Rwanda has said that UK is reluctant to take action against Genocide fugitives who have found safe haven in the country that claims to have equity justice.
Five fugitives of the 1994 Genocide against Tutsi that claimed more than a million in Rwanda have been appealing the extradition verdict for the last ten years which is making the case ‘Justice delayed, justice denied’.
“For the last 10 years, we’ve been trying to get 3 alleged perpetrators of the Genocide living in UK to stand trial in vain,” Johnston Busingye, Rwanda’s Minister of Justice said on Saturday.
On November 28, 2016 the High Court in London was supposed to hear the appeal of five Rwandans against their extradition back to Rwanda.
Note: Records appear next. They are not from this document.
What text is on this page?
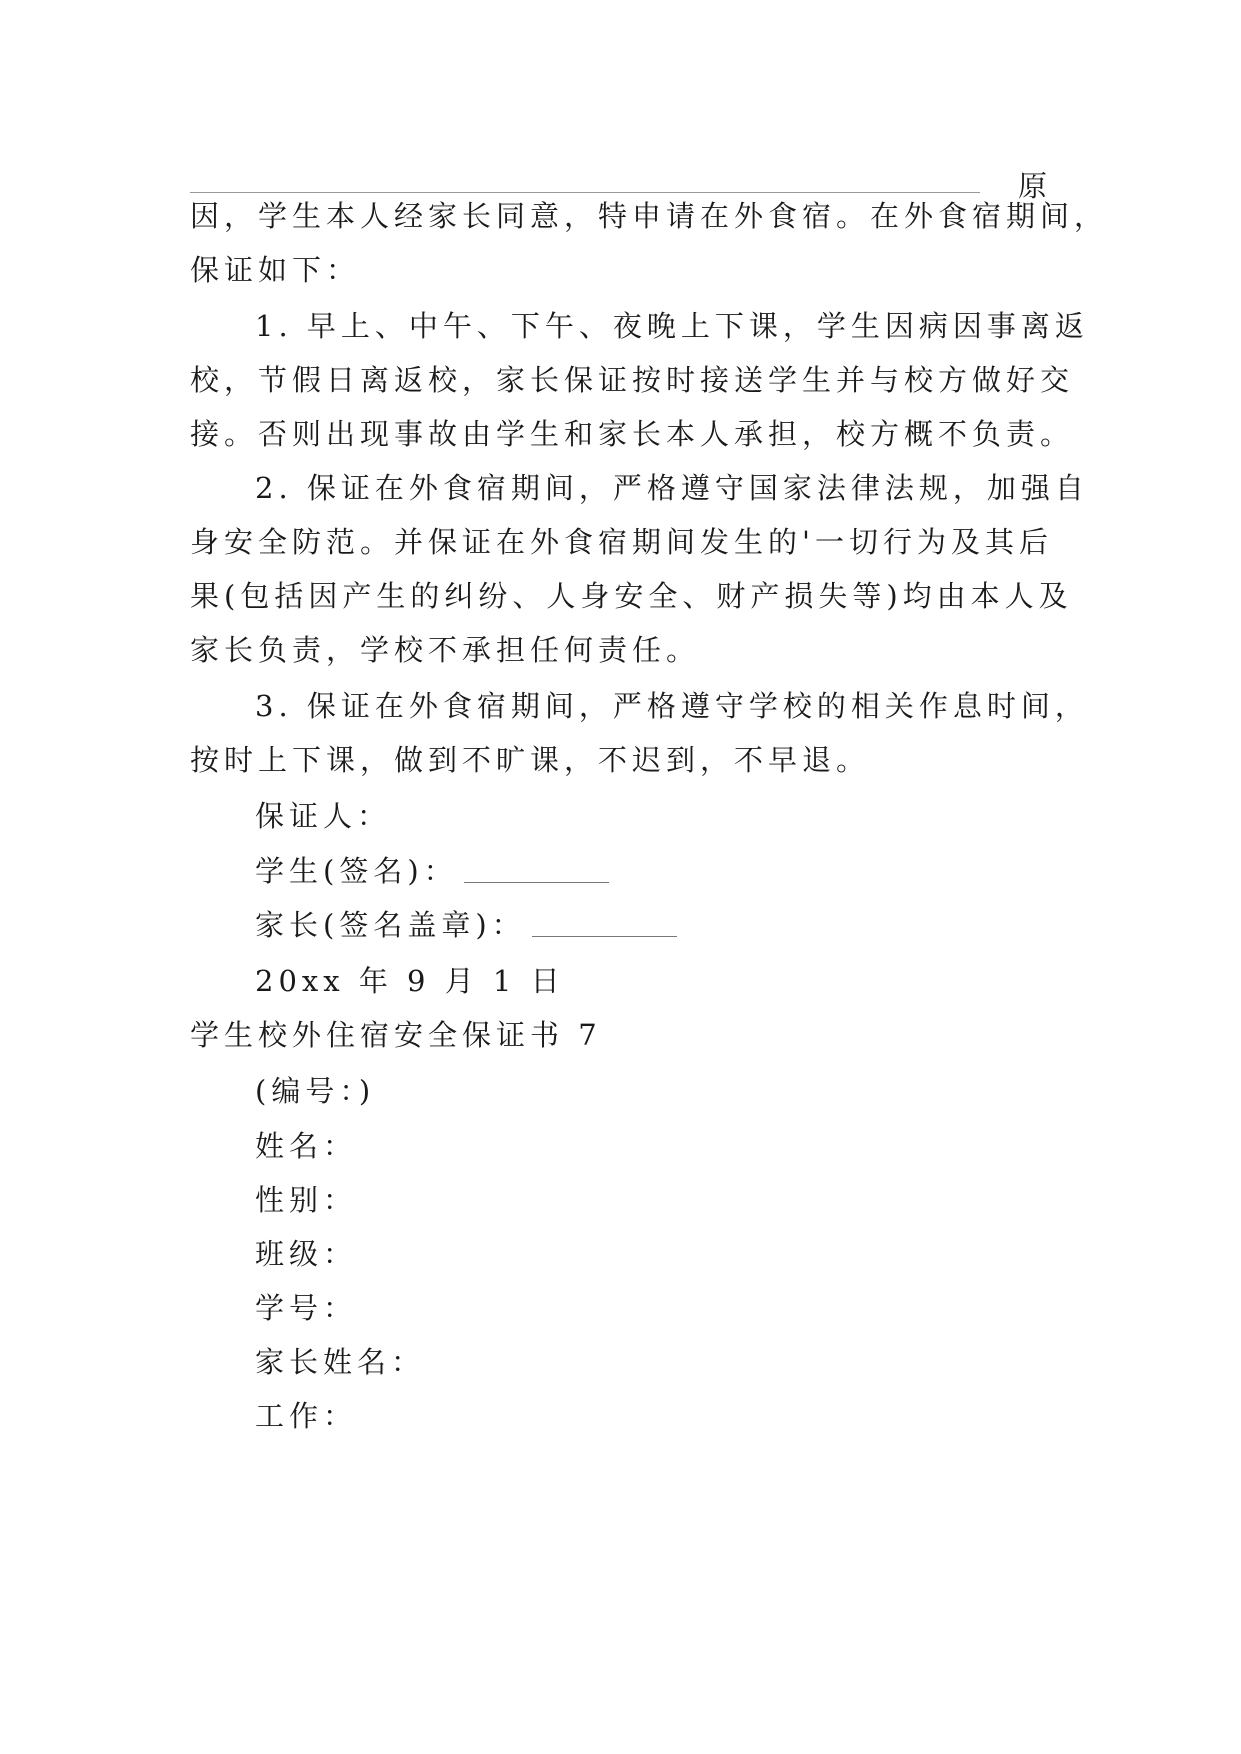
原
因，学生本人经家长同意，特申请在外食宿。在外食宿期间，
保证如下：
1. 早上、中午、下午、夜晚上下课，学生因病因事离返
校，节假日离返校，家长保证按时接送学生并与校方做好交
接。否则出现事故由学生和家长本人承担，校方概不负责。
2. 保证在外食宿期间，严格遵守国家法律法规，加强自
身安全防范。并保证在外食宿期间发生的'一切行为及其后
果(包括因产生的纠纷、人身安全、财产损失等)均由本人及
家长负责，学校不承担任何责任。
3. 保证在外食宿期间，严格遵守学校的相关作息时间，
按时上下课，做到不旷课，不迟到，不早退。
保证人：
学生(签名)：
家长(签名盖章)：
20xx 年 9 月 1 日
学生校外住宿安全保证书 7
(编号：)
姓名：
性别：
班级：
学号：
家长姓名：
工作：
In the pending case since 2008, each of the five is alleged to have played leading roles in the genocide against Tutsi in 1994 that left more than 1,000,000 dead in 100 days.
The suspects include; Dr. Vincent Bajinya Alias Brown, presently a resident of Islington, North London. He is alleged to have been part of the powerful Presidential network that organized widespread massacres and killings of numerous Tutsis at roadblocks in the capital, Kigali, in conjunction with the Interahamwe militia.
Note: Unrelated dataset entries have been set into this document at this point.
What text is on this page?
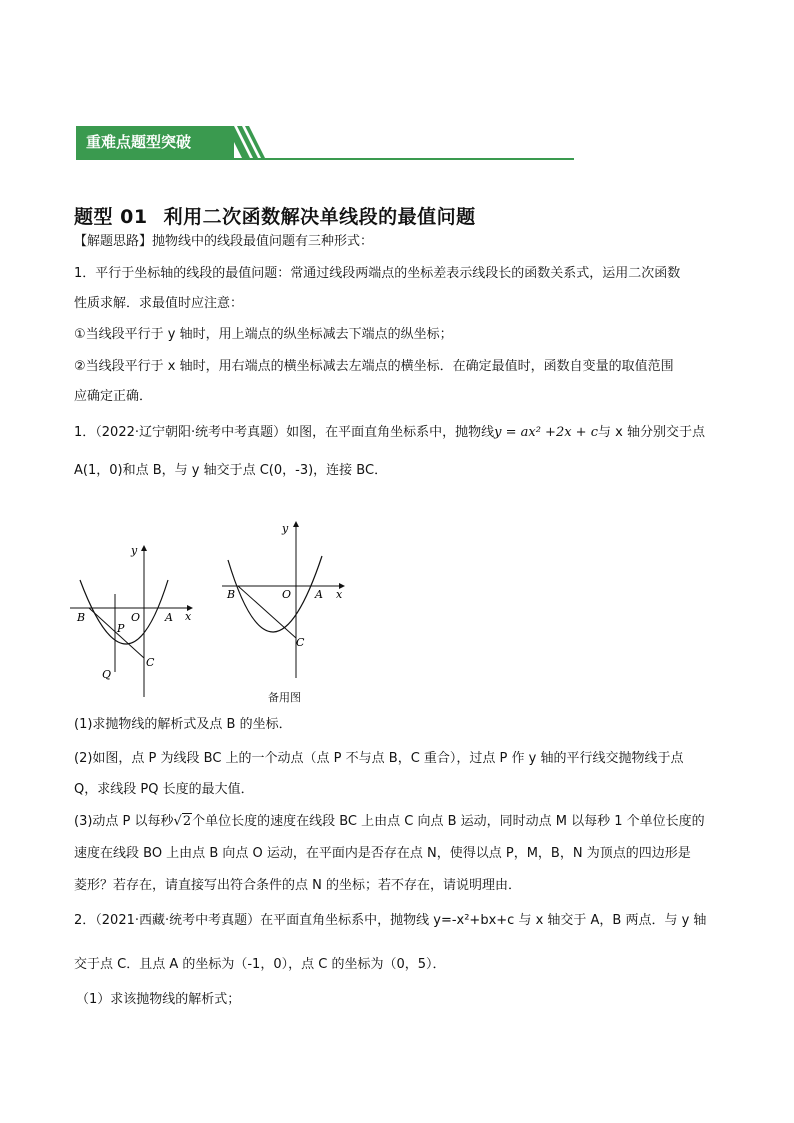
重难点题型突破
题型 01 利用二次函数解决单线段的最值问题
【解题思路】抛物线中的线段最值问题有三种形式：
1．平行于坐标轴的线段的最值问题：常通过线段两端点的坐标差表示线段长的函数关系式，运用二次函数
性质求解．求最值时应注意：
①当线段平行于 y 轴时，用上端点的纵坐标减去下端点的纵坐标；
②当线段平行于 x 轴时，用右端点的横坐标减去左端点的横坐标．在确定最值时，函数自变量的取值范围
应确定正确．
1．（2022·辽宁朝阳·统考中考真题）如图，在平面直角坐标系中，抛物线y = ax² +2x + c与 x 轴分别交于点
A(1，0)和点 B，与 y 轴交于点 C(0，-3)，连接 BC．
y
x
O A
B
P
C
Q
y
x
O A
B
C
备用图
(1)求抛物线的解析式及点 B 的坐标．
(2)如图，点 P 为线段 BC 上的一个动点（点 P 不与点 B，C 重合），过点 P 作 y 轴的平行线交抛物线于点
Q，求线段 PQ 长度的最大值．
(3)动点 P 以每秒√2个单位长度的速度在线段 BC 上由点 C 向点 B 运动，同时动点 M 以每秒 1 个单位长度的
速度在线段 BO 上由点 B 向点 O 运动，在平面内是否存在点 N，使得以点 P，M，B，N 为顶点的四边形是
菱形？若存在，请直接写出符合条件的点 N 的坐标；若不存在，请说明理由．
2．（2021·西藏·统考中考真题）在平面直角坐标系中，抛物线 y=-x²+bx+c 与 x 轴交于 A，B 两点．与 y 轴
交于点 C．且点 A 的坐标为（-1，0），点 C 的坐标为（0，5）．
（1）求该抛物线的解析式；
Mr. Celestin Mutabaruka, a Pentecostal Church Pastor is alleged to have worked with interahamwe militia to organize and assist in the slaughter of about 20,000 men, women and children.
Mr. Charles Munyaneza: Former Mayor of Kinyamakara Commune in Gikongoro Prefecture is alleged to have assisted in the planning and implementation of massacres in areas where he had authority. He was living in Bedford when he was firstly arrested.
Mr. Emmanuel Nteziryayo the former Mayor of Mudasomwa, Commune in Gikongoro Prefecture is also part of the list. Nteziryayo is suspected to have assisted in the planning and implementation of massacres in areas where he had authority.
After arriving in the UK, he lived under a false name (Emmanuel Ndikumana) in Wythenshawe- Manchester claiming state benefits as an asylum seeker from Burundi.
Finally, Mr. Celestin Ugirashebuja, former Mayor of Kigoma Commune in Gitarama Prefecture is accused of having assisted in the planning and implementation of massacres in his commune.
Instead of protecting the Tutsi, Ugirashebuja tricked them and got them out of hiding and subsequently ordered their killing. After the Genocide, he fled to UK and settled in Walton-on-the-Naze, Essex.
On the eve of the latest hearing in this trial – November 27, 2016, Urumuri, an Umbrella Organization for the Survivors of Genocide against Tutsi in UK said that High Court in London should either extradite to Rwanda the Genocide fugitives who found safe haven in the country, or try them.
Speaking to members of Project Umubano, the UK Conservative Party Social Action project that concluded their mission in Rwanda on Saturday, Busingye expressed his hope that UK will end this era of giving the matter little importance.
“We trust in British justice, we continue to hope that one day these Genocide suspects will come in Rwanda and stand trial,” Busingye said.
Since 2007, UK’s conservative party and Rwanda established a partnership ‘Umubano Project’ that focuses on political benefits between the two countries.
Later on, the partnership widened to social activities.
The members on Saturday visited the Kigali Genocide memorial centre where they made a declaration against genocide and identity-based violence.
Holocaust Survivor Susan Pollack 86, also shared her testimony alongside Tutsi Genocide survivor.
Pollack shared the antisemism experiences she faced with her family before the Holocaust as many other Jews in Hungary.
“More than 50 of my relatives had been killed. I was left with nothing – no family, no education but I decided to be resilient,” Pollack said.
“I comfort those of you who lost their beloved during the Genocide, I know what it feels like to lose your family.
Busingye said, that the Genocide against the Tutsi and Holocaust were not just accidents, they were planned and implemented.